The last Southeast finfish and shellfish meeting for the Board of Fisheries saw a full house at Harrigan Centennial Hall in Sitka in 2018. (Emily Kwong/KFSK)

Alaska’s Board of Fisheries this week voted to delay the dates for meetings planned in Cordova and Ketchikan this winter because of the COVID-19 pandemic. Board members want to hold those meetings in-person and will consider springtime gatherings instead. Next month, they’ll hold an online meeting with more information about the schedule for the upcoming year and decisions the board has to tackle before the spring.

The board regulates commercial, sport and subsistence fisheries across Alaska. Its meetings focus on a different region every three years. They can attract hundreds of people–from the industry and the public –to testify on proposed changes to allocations and fishing rules before the board and dozens of agency staff.

The board’s executive director Glenn Haight outlined the cleaning, distancing and other precautions that would be required for holding in- person meetings, especially in winter, the middle of cold and flu season. Those include having redundant staff ready to fill in if a person is sent home sick.

“It’s inconceivable for those of us that have been to these meetings to think that we could get through a board meeting where no one gets sick, I mean not of COVID, but just of a common head cold,” Haight said. “And according to what we’ve said is our rules is if you’re sick you need to leave and go get tested.”

The board has a work session scheduled for October. After that the schedule had a week-long meeting to consider finfish and shellfish regulation changes for Prince William Sound. That was planned in mid-December in Cordova. The next Southeast Alaska finfish and shellfish meeting was planned for Ketchikan in early January. For that, the Alaska Department of Fish and Game, fishermen, advisory committees and tribes have submitted over 150 proposed changes to commercial, sport and subsistence fishing regulations. Support staff recommended holding the fall work session online, and pushing back the Prince William Sound and Southeast meetings to sometime in 2021. 

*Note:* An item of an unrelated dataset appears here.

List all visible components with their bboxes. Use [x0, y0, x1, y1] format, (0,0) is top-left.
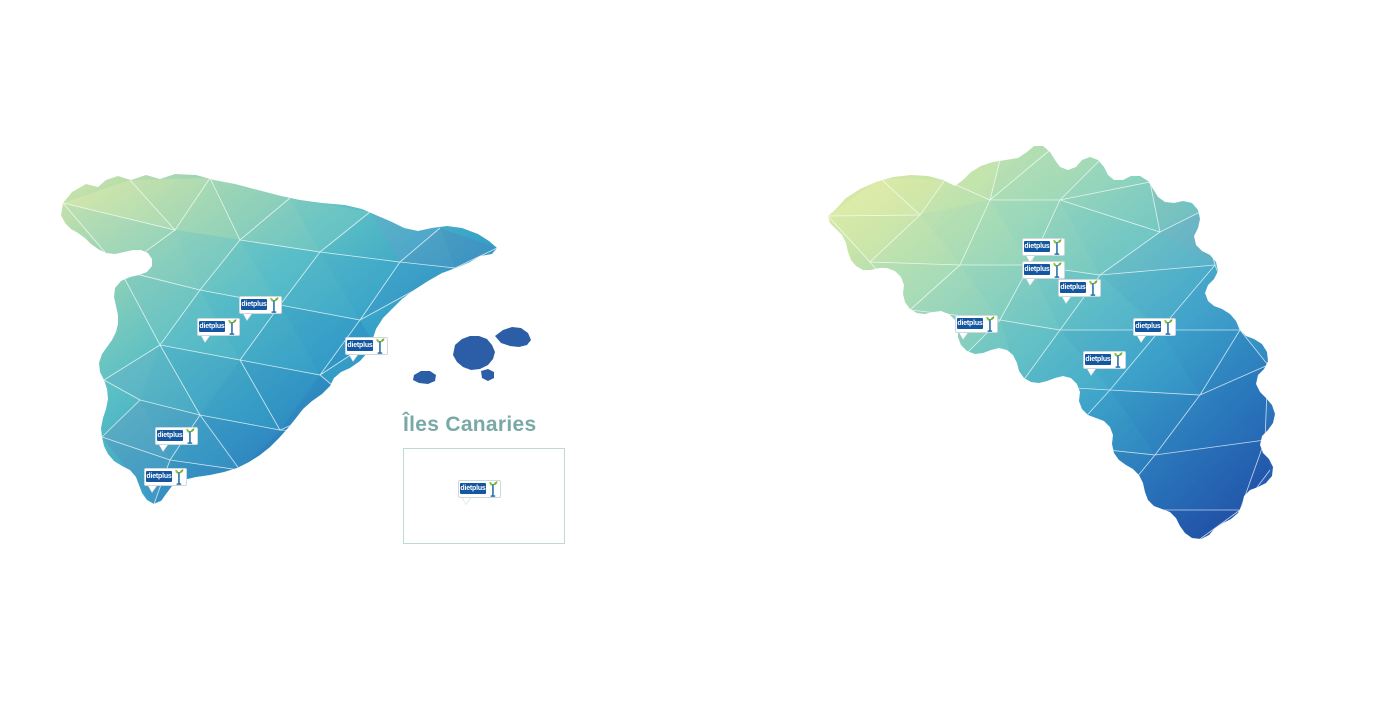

Fish and Game put out a survey this summer on the meeting format and received 234 responses. They ranged from requests to delay meetings a year to skepticism that the pandemic is a real threat. Some staff and members of the public questioned whether the board process would work in an online format.

Fish and Game commissioner Doug Vincent-Lang said he did not see how the state could conduct in-person meetings in Cordova and Ketchikan as soon as this winter.

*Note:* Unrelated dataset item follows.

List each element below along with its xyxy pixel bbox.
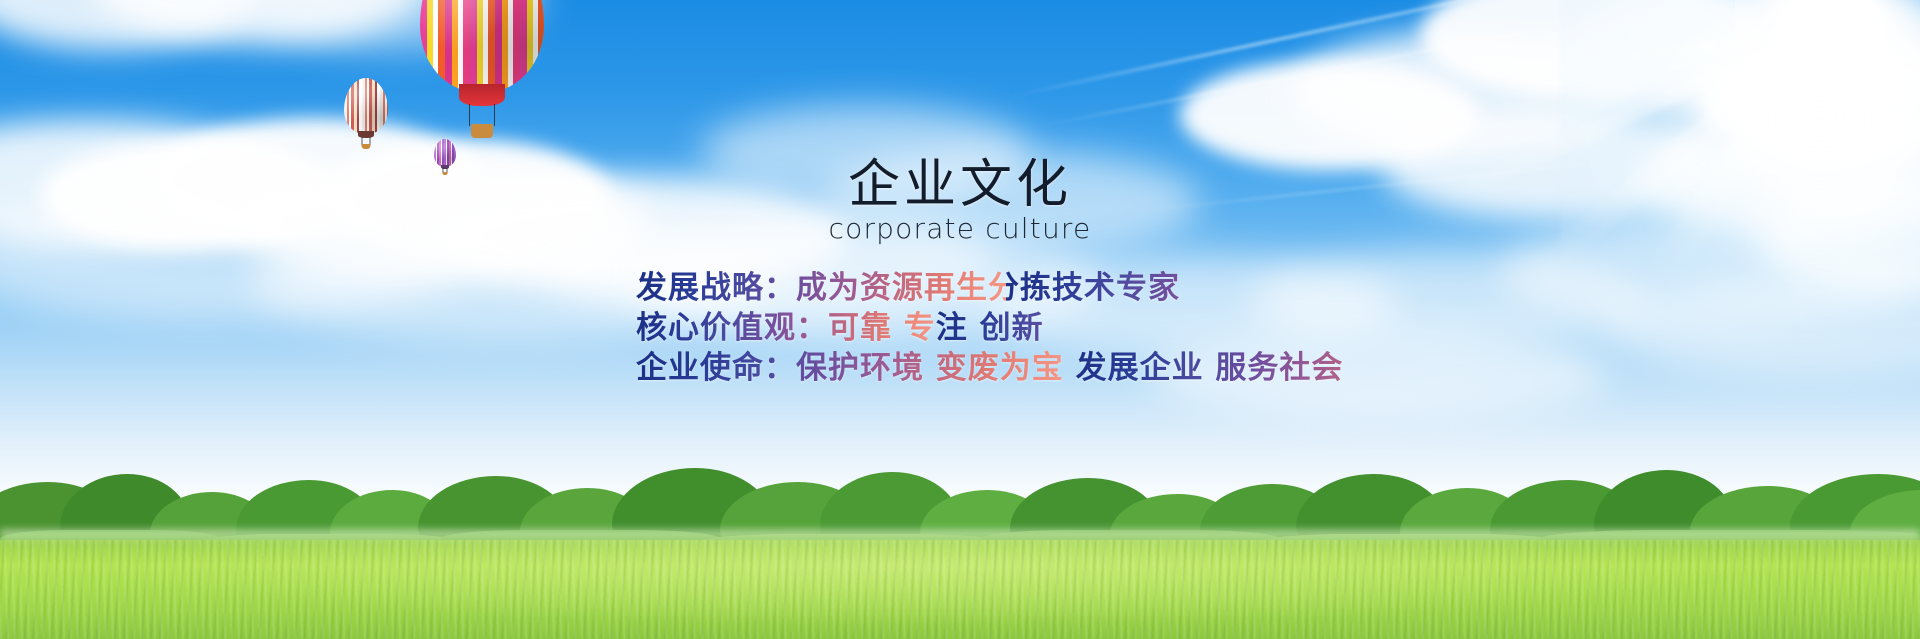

“Both Cordova and Ketchikan would love to host these board meetings because it brings economic benefit to those communities and it’s an opportunity for them to have a meeting in their community,” Vincent-Lang said. “But again when we’re talking about bringing in 50-60 people into a meeting, into a community as small as Cordova that is somewhat problematic in terms of how we deal with testing, how we deal with public health and a variety of other things.”

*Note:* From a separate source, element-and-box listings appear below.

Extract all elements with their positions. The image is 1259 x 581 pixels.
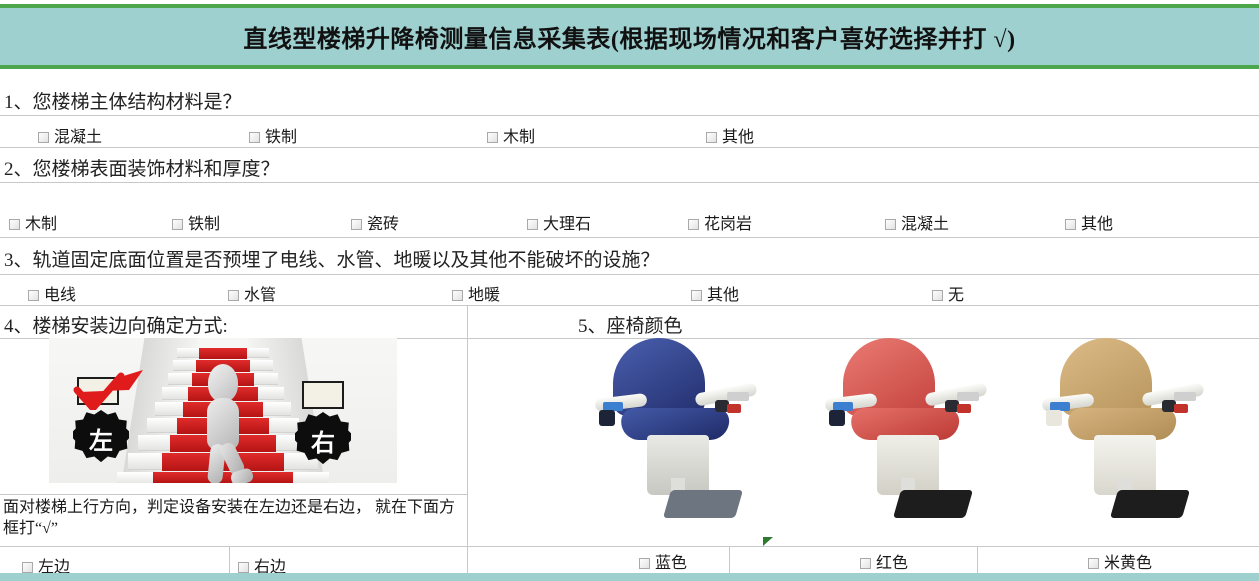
question-3-text: 3、轨道固定底面位置是否预埋了电线、水管、地暖以及其他不能破坏的设施？ — [4, 245, 660, 272]
person-figure-icon — [193, 346, 253, 483]
figure-head — [208, 364, 238, 402]
q5-option-divider — [729, 547, 730, 574]
option-q1-0[interactable]: 混凝土 — [38, 123, 102, 147]
chair-image-beige — [1022, 330, 1217, 545]
option-q2-4[interactable]: 花岗岩 — [688, 210, 752, 234]
checkbox-icon[interactable] — [28, 290, 39, 301]
chair-accent-red — [727, 404, 741, 413]
option-q3-3[interactable]: 其他 — [691, 281, 739, 305]
question-4-text: 4、楼梯安装边向确定方式: — [4, 311, 228, 338]
option-q1-1[interactable]: 铁制 — [249, 123, 297, 147]
checkbox-icon[interactable] — [885, 219, 896, 230]
question-1-text: 1、您楼梯主体结构材料是？ — [4, 87, 242, 114]
q4-options-divider — [0, 546, 467, 547]
form-title-bar: 直线型楼梯升降椅测量信息采集表(根据现场情况和客户喜好选择并打 √) — [0, 4, 1259, 69]
checkbox-icon[interactable] — [452, 290, 463, 301]
checkbox-icon[interactable] — [688, 219, 699, 230]
panel-divider — [467, 305, 468, 581]
right-side-tickbox[interactable] — [302, 381, 344, 409]
option-q1-3[interactable]: 其他 — [706, 123, 754, 147]
stairs-direction-illustration: 左 右 — [49, 338, 397, 483]
checkbox-icon[interactable] — [691, 290, 702, 301]
option-q2-2[interactable]: 瓷砖 — [351, 210, 399, 234]
option-q2-0[interactable]: 木制 — [9, 210, 57, 234]
question-1-options-row: 混凝土 铁制 木制 其他 — [0, 116, 1259, 148]
chair-image-blue — [575, 330, 770, 545]
question-3-header-row: 3、轨道固定底面位置是否预埋了电线、水管、地暖以及其他不能破坏的设施？ — [0, 238, 1259, 275]
option-q5-blue[interactable]: 蓝色 — [639, 549, 687, 573]
checkbox-icon[interactable] — [249, 132, 260, 143]
chair-bracket-left — [829, 410, 845, 426]
checkbox-icon[interactable] — [932, 290, 943, 301]
question-2-options-row: 木制 铁制 瓷砖 大理石 花岗岩 混凝土 其他 — [0, 183, 1259, 238]
option-q3-2[interactable]: 地暖 — [452, 281, 500, 305]
option-q5-red[interactable]: 红色 — [860, 549, 908, 573]
stairlift-chair-illustration — [805, 330, 1000, 545]
checkbox-icon[interactable] — [487, 132, 498, 143]
option-q5-beige[interactable]: 米黄色 — [1088, 549, 1152, 573]
chair-footrest — [893, 490, 973, 518]
stairlift-chair-illustration — [1022, 330, 1217, 545]
chair-bracket-left — [599, 410, 615, 426]
checkbox-icon[interactable] — [1065, 219, 1076, 230]
chair-bracket-left — [1046, 410, 1062, 426]
checkbox-icon[interactable] — [1088, 558, 1099, 569]
option-q2-1[interactable]: 铁制 — [172, 210, 220, 234]
checkbox-icon[interactable] — [860, 558, 871, 569]
checkbox-icon[interactable] — [706, 132, 717, 143]
option-q3-4[interactable]: 无 — [932, 281, 964, 305]
chair-accent-red — [957, 404, 971, 413]
checkbox-icon[interactable] — [351, 219, 362, 230]
question-1-header-row: 1、您楼梯主体结构材料是？ — [0, 81, 1259, 116]
note-top-divider — [0, 494, 467, 495]
stairlift-chair-illustration — [575, 330, 770, 545]
question-2-header-row: 2、您楼梯表面装饰材料和厚度？ — [0, 148, 1259, 183]
chair-control-pad-right — [1174, 392, 1196, 401]
chair-accent-red — [1174, 404, 1188, 413]
option-q2-3[interactable]: 大理石 — [527, 210, 591, 234]
checkbox-icon[interactable] — [9, 219, 20, 230]
checkbox-icon[interactable] — [228, 290, 239, 301]
q4-instruction-note: 面对楼梯上行方向，判定设备安装在左边还是右边， 就在下面方框打“√” — [3, 497, 458, 539]
q5-options-divider — [468, 546, 1259, 547]
q4-option-divider — [229, 547, 230, 574]
red-check-arrow-icon — [71, 368, 149, 410]
q5-option-divider — [977, 547, 978, 574]
checkbox-icon[interactable] — [527, 219, 538, 230]
checkbox-icon[interactable] — [238, 562, 249, 573]
option-q2-6[interactable]: 其他 — [1065, 210, 1113, 234]
option-q1-2[interactable]: 木制 — [487, 123, 535, 147]
checkbox-icon[interactable] — [172, 219, 183, 230]
chair-control-pad-right — [957, 392, 979, 401]
figure-body — [207, 398, 239, 450]
chair-footrest — [1110, 490, 1190, 518]
checkbox-icon[interactable] — [38, 132, 49, 143]
chair-footrest — [663, 490, 743, 518]
chair-image-red — [805, 330, 1000, 545]
option-q3-0[interactable]: 电线 — [28, 281, 76, 305]
checkbox-icon[interactable] — [639, 558, 650, 569]
checkbox-icon[interactable] — [22, 562, 33, 573]
option-q3-1[interactable]: 水管 — [228, 281, 276, 305]
page-title: 直线型楼梯升降椅测量信息采集表(根据现场情况和客户喜好选择并打 √) — [243, 19, 1015, 54]
question-2-text: 2、您楼梯表面装饰材料和厚度？ — [4, 154, 280, 181]
option-q2-5[interactable]: 混凝土 — [885, 210, 949, 234]
bottom-accent-bar — [0, 573, 1259, 581]
measurement-form-sheet: 直线型楼梯升降椅测量信息采集表(根据现场情况和客户喜好选择并打 √) 金来机械 … — [0, 0, 1259, 581]
chair-control-pad-right — [727, 392, 749, 401]
question-3-options-row: 电线 水管 地暖 其他 无 — [0, 275, 1259, 306]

Officials and board members both highlighted the importance of in-person public participation and staff support while drafting new regulations.

Board member John Wood said he was not interested in holding meetings online.

“I’m hoping that we’re not going to put off life entirely waiting for a vaccine to be developed,” Wood said. “I can only point out the flu vaccines that are given on an annual basis and the rate of death is still pretty significant among that group and I don’t see that changing with COVID. I think COVID’s going to follow that same track. And it’s about time that we in the public at least start putting our lives back together and have some kind of normalcy.”

Board chair Märit Carlson-Van Dort also did not want online meetings with the exception of one next month.

“I think that there’s an incredible amount of important insight, information, discussion, compromise that wouldn’t be allowed to take place in that format,” Carlson-Van Dort said. “However, for the purpose of October, it is my opinion that I think we could probably sort our way through that in a virtual format given the restrictions in Anchorage and whatnot and just the uncertainty therein.”

Alaska’s largest city last month instituted a 30-person limit on indoor gatherings.

The board agreed that staff would come up with plans for holding the Cordova and Ketchikan meetings in-person. That could be in March, April or May of next year, depending on the status of the pandemic and health protocols. They also agreed to hold next month’s Anchorage work session online. That meeting will include whether or not to consider some proposals out of cycle. The board also hopes to identify pressing issues that need decisions before springtime meetings. In Southeast those may include the status of stocks of concern and king salmon management measures.

Also on the agenda for the October work session is the status of board nominees who have not been confirmed. Another topic will be conflicts of interest for board members and their participation in decisions that could benefit them.

(web only: six board members participated by teleconference with McKenzie Mitchell not taking part.)